The Crypto market collapse is now tempting every nation to make more strict rules on cryptocurrency-related activities to prevent future disasters. And many major countries have already taken a call for regulating crypto after the collapse.
And now European Union Financial supervisors are also looking forward to making such rules on crypto exchanges for breaching anti-money laundering rules; their license must be canceled if they do so, the supervisors say.
The lawmakers reach the closing stages of landmark legislation known as the Markets in Crypto Assets Regulation, or MiCA. Which introduces an authorization for virtual asset companies within the 27-nation bloc.
The Three European Supervisory authorities further say that the regulatory authorities are responsible for authorizing or registering crypto exchanges and Walter providers should be “empowered to withdraw the authorization/registration for serious breaches of AML/CFT [anti-money laundering and terrorist fiannce] rules.”
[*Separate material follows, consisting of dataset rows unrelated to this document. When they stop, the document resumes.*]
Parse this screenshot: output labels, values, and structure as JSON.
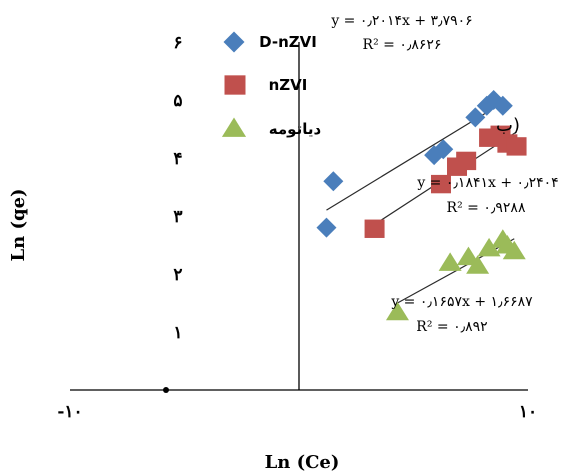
{
  "chart_data": {
    "type": "scatter",
    "title": "",
    "panel_label": "(ب",
    "xlabel": "Ln (Ce)",
    "ylabel": "Ln (qe)",
    "xlim": [
      -10,
      10
    ],
    "ylim": [
      0,
      6
    ],
    "x_ticks": [
      {
        "value": -10,
        "label": "-۱۰"
      },
      {
        "value": 10,
        "label": "۱۰"
      }
    ],
    "y_ticks": [
      {
        "value": 1,
        "label": "۱"
      },
      {
        "value": 2,
        "label": "۲"
      },
      {
        "value": 3,
        "label": "۳"
      },
      {
        "value": 4,
        "label": "۴"
      },
      {
        "value": 5,
        "label": "۵"
      },
      {
        "value": 6,
        "label": "۶"
      }
    ],
    "series": [
      {
        "name": "D-nZVI",
        "marker": "diamond",
        "color": "#4a7ebb",
        "points": [
          [
            1.2,
            2.8
          ],
          [
            1.5,
            3.6
          ],
          [
            5.9,
            4.05
          ],
          [
            6.3,
            4.15
          ],
          [
            7.7,
            4.7
          ],
          [
            8.2,
            4.9
          ],
          [
            8.5,
            5.0
          ],
          [
            8.9,
            4.9
          ]
        ],
        "trendline": {
          "slope": 0.2014,
          "intercept": 3.7906
        },
        "equation": "y = ۰٫۲۰۱۴x + ۳٫۷۹۰۶",
        "r2": "R² = ۰٫۸۶۲۶"
      },
      {
        "name": "nZVI",
        "marker": "square",
        "color": "#c0504d",
        "points": [
          [
            3.3,
            2.78
          ],
          [
            6.2,
            3.55
          ],
          [
            6.9,
            3.85
          ],
          [
            7.3,
            3.95
          ],
          [
            8.3,
            4.35
          ],
          [
            8.8,
            4.4
          ],
          [
            9.1,
            4.25
          ],
          [
            9.5,
            4.2
          ]
        ],
        "trendline": {
          "slope": 0.1841,
          "intercept": 0.2404
        },
        "equation": "y = ۰٫۱۸۴۱x + ۰٫۲۴۰۴",
        "r2": "R² = ۰٫۹۲۸۸"
      },
      {
        "name": "دیاتومه",
        "marker": "triangle",
        "color": "#9bbb59",
        "points": [
          [
            4.3,
            1.35
          ],
          [
            6.6,
            2.2
          ],
          [
            7.4,
            2.3
          ],
          [
            7.8,
            2.15
          ],
          [
            8.3,
            2.45
          ],
          [
            8.9,
            2.6
          ],
          [
            9.1,
            2.5
          ],
          [
            9.4,
            2.4
          ]
        ],
        "trendline": {
          "slope": 0.1657,
          "intercept": 1.6687
        },
        "equation": "y = ۰٫۱۶۵۷x + ۱٫۶۶۸۷",
        "r2": "R² = ۰٫۸۹۲"
      }
    ],
    "legend_position": "top-left"
  }
}
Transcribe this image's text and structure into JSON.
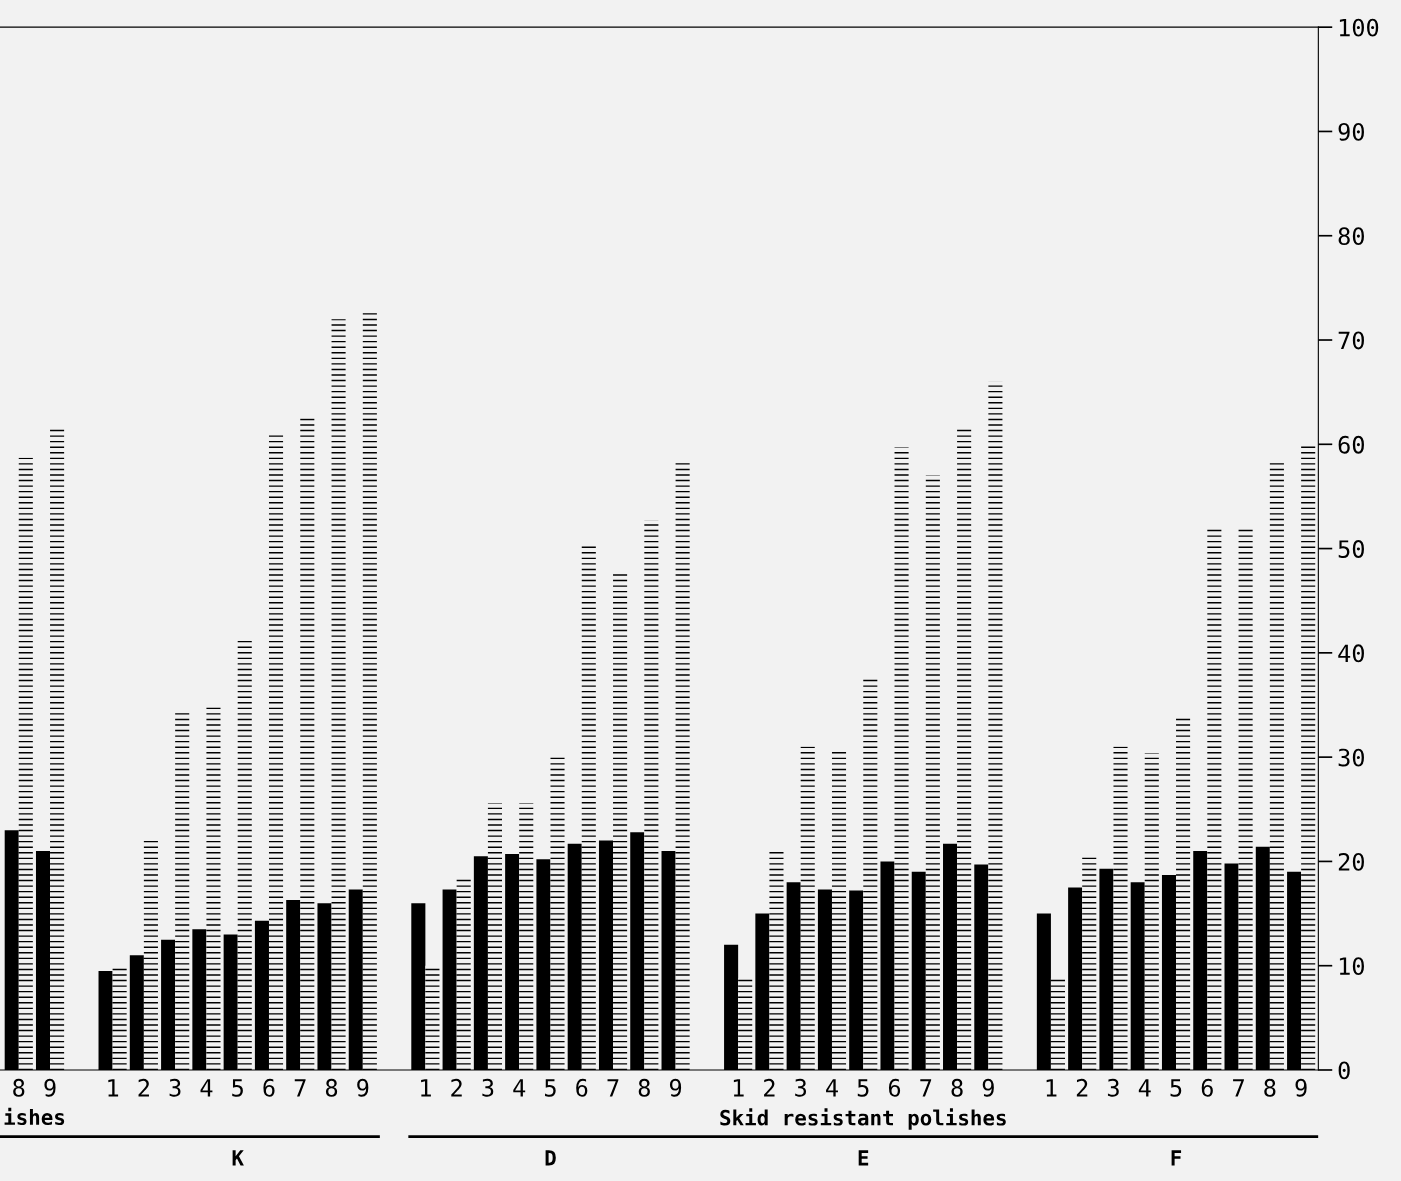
{
  "chart_data": {
    "type": "bar",
    "categories": [
      "8",
      "9",
      null,
      "1",
      "2",
      "3",
      "4",
      "5",
      "6",
      "7",
      "8",
      "9",
      null,
      "1",
      "2",
      "3",
      "4",
      "5",
      "6",
      "7",
      "8",
      "9",
      null,
      "1",
      "2",
      "3",
      "4",
      "5",
      "6",
      "7",
      "8",
      "9",
      null,
      "1",
      "2",
      "3",
      "4",
      "5",
      "6",
      "7",
      "8",
      "9"
    ],
    "series": [
      {
        "color": "#000000",
        "values": [
          23,
          21,
          null,
          9.5,
          11,
          12.5,
          13.5,
          13,
          14.3,
          16.3,
          16,
          17.3,
          null,
          16,
          17.3,
          20.5,
          20.7,
          20.2,
          21.7,
          22,
          22.8,
          21,
          null,
          12,
          15,
          18,
          17.3,
          17.2,
          20,
          19,
          21.7,
          19.7,
          null,
          15,
          17.5,
          19.3,
          18,
          18.7,
          21,
          19.8,
          21.4,
          19
        ]
      },
      {
        "color": "#000000",
        "values": [
          58.7,
          61.5,
          null,
          9.9,
          22.2,
          34.4,
          34.8,
          41.2,
          61,
          62.5,
          72,
          72.6,
          null,
          10,
          18.5,
          25.6,
          25.6,
          30.2,
          50.5,
          47.8,
          52.7,
          58.5,
          null,
          8.8,
          21.2,
          31,
          30.7,
          37.5,
          59.7,
          57,
          61.5,
          66,
          null,
          8.8,
          20.7,
          31,
          30.4,
          33.8,
          52,
          52,
          58.3,
          60
        ]
      }
    ],
    "ylim": [
      0,
      100
    ],
    "yticks": [
      0,
      10,
      20,
      30,
      40,
      50,
      60,
      70,
      80,
      90,
      100
    ],
    "grid": false,
    "legend": false,
    "annotations": [
      "ishes",
      "K",
      "Skid resistant polishes",
      "D",
      "E",
      "F"
    ]
  }
}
The Report, which is looking at whether the anti-money laundering powers contained in rules for different financial sectors are up to scratch says, that MiCA must integrate AML/CFT issues in prudential supervision of entities, whereas MiCA further introduces the requirements for stablecoin issuers to hold sufficient capital reserves and to be monitored by regulators such as Germany BaFin.
“Whether to include stronger AML controls or leave the issue for a separate, wider review of dirty money rules,” is one of the remaining wrinkles in the legislation concerns. Major players and the largest crypto exchanges by volume traded are now registered in EU countries like France and Italy, for which the bloc is toughening its AML laws. This scandal of a string is affecting conventional lenders such as Danske Bank and malta’s Pilatus.